Sur la frontière birmane, entre deux guerres

L’aventurier italien ajuste sa casquette de marine. Les pales du ventilateur plafonnier brassent l’atmosphère.
— C’est un bon transistor japonais, fait le marchand russe.
— C’est un poste Pathé français que je veux.
— Ecoutez ça, l’ami, ça vaut bien les Pathé.
Le Russe tourne le gros bouton.
« …nance de Shanghai : Près du pont Marco-Polo, un détachement de troupes japonaises de Fong-t’ai est parti faire des exercices de nuit… »
— C’est pas du bon matériel, ça ? Un surplus volé sur un train japonais.
« …lorsque des troupes chinoises ont ouvert le feu. »

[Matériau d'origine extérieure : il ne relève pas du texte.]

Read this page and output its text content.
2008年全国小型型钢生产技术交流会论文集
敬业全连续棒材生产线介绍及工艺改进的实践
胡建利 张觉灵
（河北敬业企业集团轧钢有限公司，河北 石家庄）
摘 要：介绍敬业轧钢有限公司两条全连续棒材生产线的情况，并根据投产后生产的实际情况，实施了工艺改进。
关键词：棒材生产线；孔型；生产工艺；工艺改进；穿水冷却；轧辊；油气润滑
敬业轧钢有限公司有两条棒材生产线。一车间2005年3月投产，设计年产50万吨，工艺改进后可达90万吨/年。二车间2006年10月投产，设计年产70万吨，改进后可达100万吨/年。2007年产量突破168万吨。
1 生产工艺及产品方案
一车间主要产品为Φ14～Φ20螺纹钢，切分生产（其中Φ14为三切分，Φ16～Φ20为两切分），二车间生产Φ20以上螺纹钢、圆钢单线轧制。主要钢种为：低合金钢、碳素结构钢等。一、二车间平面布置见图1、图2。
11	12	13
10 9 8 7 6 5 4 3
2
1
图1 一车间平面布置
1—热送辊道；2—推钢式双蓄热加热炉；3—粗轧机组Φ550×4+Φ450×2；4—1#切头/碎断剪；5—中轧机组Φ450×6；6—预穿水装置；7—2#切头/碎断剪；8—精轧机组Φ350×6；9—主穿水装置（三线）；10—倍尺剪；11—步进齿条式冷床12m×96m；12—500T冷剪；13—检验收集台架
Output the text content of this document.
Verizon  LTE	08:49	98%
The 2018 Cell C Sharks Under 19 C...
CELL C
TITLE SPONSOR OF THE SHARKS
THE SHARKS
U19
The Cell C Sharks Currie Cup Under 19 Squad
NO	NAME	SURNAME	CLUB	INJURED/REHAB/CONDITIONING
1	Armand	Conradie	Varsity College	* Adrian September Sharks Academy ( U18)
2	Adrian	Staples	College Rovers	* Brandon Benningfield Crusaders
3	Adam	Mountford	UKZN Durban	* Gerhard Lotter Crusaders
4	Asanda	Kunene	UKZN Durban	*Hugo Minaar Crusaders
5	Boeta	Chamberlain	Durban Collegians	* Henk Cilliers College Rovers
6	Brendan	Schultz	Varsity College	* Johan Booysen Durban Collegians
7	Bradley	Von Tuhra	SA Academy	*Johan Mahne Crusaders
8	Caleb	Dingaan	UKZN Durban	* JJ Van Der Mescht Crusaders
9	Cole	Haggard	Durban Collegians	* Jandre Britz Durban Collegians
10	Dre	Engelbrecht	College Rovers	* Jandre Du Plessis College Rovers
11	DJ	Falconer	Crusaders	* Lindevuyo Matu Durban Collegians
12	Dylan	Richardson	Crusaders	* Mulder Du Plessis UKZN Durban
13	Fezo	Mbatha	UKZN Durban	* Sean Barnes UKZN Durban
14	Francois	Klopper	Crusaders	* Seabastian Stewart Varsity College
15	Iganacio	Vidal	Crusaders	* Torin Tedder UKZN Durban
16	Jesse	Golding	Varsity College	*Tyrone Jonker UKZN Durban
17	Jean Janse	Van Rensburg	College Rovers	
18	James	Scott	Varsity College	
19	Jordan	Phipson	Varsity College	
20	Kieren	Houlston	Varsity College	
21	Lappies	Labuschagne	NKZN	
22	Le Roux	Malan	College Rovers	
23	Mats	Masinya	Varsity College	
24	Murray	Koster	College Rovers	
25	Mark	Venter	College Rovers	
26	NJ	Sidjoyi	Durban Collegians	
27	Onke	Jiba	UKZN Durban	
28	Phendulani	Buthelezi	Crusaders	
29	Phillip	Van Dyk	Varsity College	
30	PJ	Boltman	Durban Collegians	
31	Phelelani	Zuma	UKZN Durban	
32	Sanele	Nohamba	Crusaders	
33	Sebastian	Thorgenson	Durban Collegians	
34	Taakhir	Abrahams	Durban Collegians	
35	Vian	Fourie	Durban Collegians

— Pas bon, ça, murmure l’Italien.
— Ça va, fait le Russe en coupant le transistor. Les Beretta 38, les détonateurs anglais, l’opium, les camions russes et les pistolets de marine allemands, ça nous fait, 59.600 dollars chinois. Demain, des amis musulmans vous emmènent à Fong-tao. Un ami ataman cosaque vous présentera à la comtesse Vesnaïa qui vous achètera les détonateurs. Vous payez, oui ou non ?
L’Italien écarta le voile de la fenêtre et :
Corto Maltese, par Hugo Pratt— Demain ? Je me demande si je verrai demain.
Le Russe saisit un revolver sur la table et grommèle :
— Ça va. J’ai un général nationaliste qui attend, à côté. Filez d’ici !
L’aventurier sort lentement sous la pluie battante, enfile son manteau de fourrure, en ajuste le col. Son chauffeur amène une guimbarde, qui l’emporte dans les flaques d’eau. Il croise des camions bâchés de l’armée indo-britannique qui remontent vers le Nord. La frontière birmane est mal fréquentée, décidément.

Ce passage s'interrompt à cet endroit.